The first snowy plover egg of 2014 was spotted in California recently, supposedly here in San Diego, though it hasn’t been confirmed. This means that snowy plovers will begin to lay their eggs on beaches around the area. This also signals that it is time to be mindful of the barriers and signs sectioning off an area of the beaches so these birds can breed.
Western snowy plovers have the status of threatened in California by the U.S. Fish and Wildlife Service. Much of the reason why they are having problems is the shrinking amount of available nesting areas. Snowy plovers, as well as some other shorebirds, nest on open beaches and their young feed on the kelp flies and other insects along the shore. Beaches up and down the California coast are also heavily used by people and their pets.
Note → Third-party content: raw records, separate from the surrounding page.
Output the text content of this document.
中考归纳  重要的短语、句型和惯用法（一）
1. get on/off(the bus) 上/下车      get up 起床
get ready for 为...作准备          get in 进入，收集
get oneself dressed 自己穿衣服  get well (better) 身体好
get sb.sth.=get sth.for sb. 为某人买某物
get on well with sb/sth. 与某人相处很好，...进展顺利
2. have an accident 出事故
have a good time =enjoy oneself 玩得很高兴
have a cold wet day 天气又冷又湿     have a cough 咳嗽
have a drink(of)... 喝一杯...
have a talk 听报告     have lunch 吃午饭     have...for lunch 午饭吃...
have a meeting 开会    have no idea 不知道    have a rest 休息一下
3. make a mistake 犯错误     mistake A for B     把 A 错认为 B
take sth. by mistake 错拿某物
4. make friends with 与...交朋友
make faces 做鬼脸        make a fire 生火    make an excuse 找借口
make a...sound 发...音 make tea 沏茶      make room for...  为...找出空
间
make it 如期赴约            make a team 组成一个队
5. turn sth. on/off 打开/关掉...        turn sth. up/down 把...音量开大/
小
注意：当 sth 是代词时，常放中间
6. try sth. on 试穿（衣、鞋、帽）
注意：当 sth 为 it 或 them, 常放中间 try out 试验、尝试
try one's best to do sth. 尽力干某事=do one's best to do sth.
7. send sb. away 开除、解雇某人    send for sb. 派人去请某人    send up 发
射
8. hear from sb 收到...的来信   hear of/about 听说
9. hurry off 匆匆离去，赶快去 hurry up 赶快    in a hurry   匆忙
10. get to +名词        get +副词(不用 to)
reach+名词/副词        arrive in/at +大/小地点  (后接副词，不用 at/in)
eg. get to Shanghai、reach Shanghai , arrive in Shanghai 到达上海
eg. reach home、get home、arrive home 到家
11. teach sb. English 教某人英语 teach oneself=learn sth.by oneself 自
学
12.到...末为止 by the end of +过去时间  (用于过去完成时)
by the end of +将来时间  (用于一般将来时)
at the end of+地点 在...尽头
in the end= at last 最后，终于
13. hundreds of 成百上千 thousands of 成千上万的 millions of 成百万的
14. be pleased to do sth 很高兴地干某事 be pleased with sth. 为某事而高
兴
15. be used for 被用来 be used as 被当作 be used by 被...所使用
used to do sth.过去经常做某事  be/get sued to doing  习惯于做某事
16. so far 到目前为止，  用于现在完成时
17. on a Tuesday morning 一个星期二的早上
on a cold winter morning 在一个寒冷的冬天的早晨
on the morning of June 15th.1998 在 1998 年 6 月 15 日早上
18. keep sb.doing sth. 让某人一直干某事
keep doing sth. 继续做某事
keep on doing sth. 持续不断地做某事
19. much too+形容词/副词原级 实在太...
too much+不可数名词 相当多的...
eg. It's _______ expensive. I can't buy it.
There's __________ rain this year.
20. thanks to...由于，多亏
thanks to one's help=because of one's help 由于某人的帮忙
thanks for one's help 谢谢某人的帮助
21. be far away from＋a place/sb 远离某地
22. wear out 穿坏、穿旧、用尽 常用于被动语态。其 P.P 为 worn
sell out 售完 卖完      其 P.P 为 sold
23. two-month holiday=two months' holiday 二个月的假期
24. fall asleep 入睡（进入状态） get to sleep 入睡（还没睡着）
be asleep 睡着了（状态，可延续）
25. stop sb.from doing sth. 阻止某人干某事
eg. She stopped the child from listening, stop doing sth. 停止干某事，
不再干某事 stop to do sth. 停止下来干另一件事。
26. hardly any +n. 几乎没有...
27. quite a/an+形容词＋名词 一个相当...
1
Most people don’t intend to harm the plovers and don’t realize that their activities are doing so. That’s were shorebird stewards, plover patrols, and plover stewards throughout California come into play.
In San Diego, the Tijuana Slough National Estuarine Research Reserve runs a “Shorebird Steward” program. In this program, volunteers walk up and down the beaches were snowy plovers are known to nest enforcing boundaries and educating the public about the birds. The nests are often hard to see and easy to overlook, so educating the public is important. Other ways people help these birds on their own is to stay out of the nesting area, keep your dog on a leash near these areas, and keep a respectful distance away from the chicks and nests.
Snowy plovers live year around in San Diego and a common place to see them is south of Imperial Beach near the Tijuana River Mouth. Males can be seen chasing each other around and claiming small depressions in the sand. They can also be seen feeding around San Diego Bay in small numbers. They feed on insects such as kelp flies as well as small crustaceans and worms.